Difference Between CRM AND ERP
Many companies that are smaller in nature tend to hesitate when it comes to implementing CRM or ERP software into their business. One of the main reasons why this happens is because a lot of small business owners do not know exactly what CRM or ERP is all about. Small business owners will buy an ERP system because their bigger counterparts have already started using them but they have no idea what makes a CRM different from an ERP, so they think that ERP is the same thing as CRM. This however is not the case; CRM is a software and ERP is an application whereas Customer Relationship Management is a subset of enterprise resource planning. If you are a small business owner who wants to use a CRM then you are advised to learn more about how CRM and ERP differ and then decide whether or not you need one.
Now, if you are a medium sized business and you are wondering what is the difference between CRM and ERP software then you should first ask yourself if your company needs to change into software or an application-based one. Although both forms have their own advantages and disadvantages, the software will give you more control and mobility whereas application-based systems can be integrated with the business processes and can integrate various departments. So, if you want to make the most of customer relationship management software or ERP software you will need to decide which one fits your business best. Another thing you need to know about these two forms of software is that they manage different areas of the business to one focus on customer interaction whereas the other focuses on information technology. Enterprise resource planning or ERP basically deals with the whole business process and deals with the day-to-day tasks and therefore application-based software will help you manage your resources and work under the control of a team whereas CRM software only deals with marketing and sales aspects of a business.

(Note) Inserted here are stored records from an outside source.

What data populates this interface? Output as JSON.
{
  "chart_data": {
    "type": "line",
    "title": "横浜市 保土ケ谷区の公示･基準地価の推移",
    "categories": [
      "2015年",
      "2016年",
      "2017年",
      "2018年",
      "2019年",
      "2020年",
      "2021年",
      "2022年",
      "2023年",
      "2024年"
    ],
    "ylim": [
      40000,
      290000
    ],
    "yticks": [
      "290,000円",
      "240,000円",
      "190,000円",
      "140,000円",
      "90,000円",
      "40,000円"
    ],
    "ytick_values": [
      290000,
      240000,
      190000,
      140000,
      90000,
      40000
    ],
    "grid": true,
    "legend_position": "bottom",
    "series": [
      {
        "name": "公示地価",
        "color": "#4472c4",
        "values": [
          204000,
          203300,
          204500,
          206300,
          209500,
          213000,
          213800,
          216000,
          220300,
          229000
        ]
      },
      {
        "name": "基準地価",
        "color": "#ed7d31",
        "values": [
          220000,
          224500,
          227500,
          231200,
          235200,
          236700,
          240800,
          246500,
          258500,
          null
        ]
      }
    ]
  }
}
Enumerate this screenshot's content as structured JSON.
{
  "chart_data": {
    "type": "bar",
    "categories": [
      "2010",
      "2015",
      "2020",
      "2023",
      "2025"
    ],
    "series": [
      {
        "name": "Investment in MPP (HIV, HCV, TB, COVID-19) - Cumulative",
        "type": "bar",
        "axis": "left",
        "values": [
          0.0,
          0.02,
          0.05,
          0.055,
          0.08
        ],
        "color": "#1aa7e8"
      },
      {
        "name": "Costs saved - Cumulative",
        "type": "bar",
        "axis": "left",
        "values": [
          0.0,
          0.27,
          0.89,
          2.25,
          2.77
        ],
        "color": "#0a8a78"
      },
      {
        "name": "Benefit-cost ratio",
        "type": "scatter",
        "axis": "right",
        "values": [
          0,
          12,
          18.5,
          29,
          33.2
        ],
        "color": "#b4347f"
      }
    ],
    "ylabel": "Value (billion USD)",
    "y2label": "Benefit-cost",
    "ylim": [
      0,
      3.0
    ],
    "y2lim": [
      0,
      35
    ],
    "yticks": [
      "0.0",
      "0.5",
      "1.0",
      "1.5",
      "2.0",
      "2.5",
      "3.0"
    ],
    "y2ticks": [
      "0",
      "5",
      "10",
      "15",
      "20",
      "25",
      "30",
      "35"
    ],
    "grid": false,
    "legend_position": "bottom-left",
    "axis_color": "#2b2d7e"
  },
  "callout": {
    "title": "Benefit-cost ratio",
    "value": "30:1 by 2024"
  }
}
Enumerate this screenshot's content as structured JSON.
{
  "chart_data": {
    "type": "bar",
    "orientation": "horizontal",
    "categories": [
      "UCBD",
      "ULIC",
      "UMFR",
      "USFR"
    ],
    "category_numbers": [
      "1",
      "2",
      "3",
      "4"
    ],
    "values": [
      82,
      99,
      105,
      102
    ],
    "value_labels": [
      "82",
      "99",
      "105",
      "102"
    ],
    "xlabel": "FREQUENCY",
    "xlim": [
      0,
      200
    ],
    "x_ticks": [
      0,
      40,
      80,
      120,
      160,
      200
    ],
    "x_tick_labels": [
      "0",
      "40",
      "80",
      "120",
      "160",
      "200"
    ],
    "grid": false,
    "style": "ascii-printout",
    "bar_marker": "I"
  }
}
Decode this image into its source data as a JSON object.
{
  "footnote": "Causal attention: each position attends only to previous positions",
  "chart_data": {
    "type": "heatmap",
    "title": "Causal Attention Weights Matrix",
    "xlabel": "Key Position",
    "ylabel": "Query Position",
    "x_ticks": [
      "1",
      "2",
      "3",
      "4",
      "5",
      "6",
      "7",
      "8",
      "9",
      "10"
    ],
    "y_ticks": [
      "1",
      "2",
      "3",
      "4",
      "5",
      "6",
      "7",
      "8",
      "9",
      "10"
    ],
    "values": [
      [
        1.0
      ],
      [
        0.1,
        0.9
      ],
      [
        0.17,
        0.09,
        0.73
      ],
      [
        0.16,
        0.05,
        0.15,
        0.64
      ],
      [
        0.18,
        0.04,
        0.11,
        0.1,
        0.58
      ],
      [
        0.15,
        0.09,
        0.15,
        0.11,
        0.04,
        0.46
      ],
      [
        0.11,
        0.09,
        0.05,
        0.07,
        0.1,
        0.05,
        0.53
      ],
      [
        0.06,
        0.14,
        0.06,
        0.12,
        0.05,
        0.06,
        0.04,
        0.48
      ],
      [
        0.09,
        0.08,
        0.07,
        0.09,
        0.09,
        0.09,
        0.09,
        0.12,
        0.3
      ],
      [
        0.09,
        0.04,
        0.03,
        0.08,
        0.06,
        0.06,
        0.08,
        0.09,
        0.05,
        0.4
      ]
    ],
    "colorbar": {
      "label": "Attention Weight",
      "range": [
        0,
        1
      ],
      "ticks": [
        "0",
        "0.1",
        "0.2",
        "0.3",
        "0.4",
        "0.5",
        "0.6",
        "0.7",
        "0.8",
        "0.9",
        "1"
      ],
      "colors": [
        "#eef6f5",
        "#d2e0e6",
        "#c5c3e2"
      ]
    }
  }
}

If you want to understand what the difference between CRM and ERP is, you should ask yourself how much CRM or ERP has changed your business? There are many things like customer relations, sales, and accounting but the core of a company remains the same which is the people. If you have the best team in place your sales would increase continuously and your profit margin too would increase. However, if your team is not very efficient, your profits will go down and if your team is inefficient it can lead to your downfall too. Hence, this software can be very useful in a way as it can bring down the entire problem and can bring efficiency and effectiveness in your business.
ERP and CRM both users do not get along, work at different speeds, and consider the other’s software to be useless to them. Thus, the only person in the organization logging into both the CRM system and the ERP system is the IT staff in the roles of integration, data warehousing, and analytics.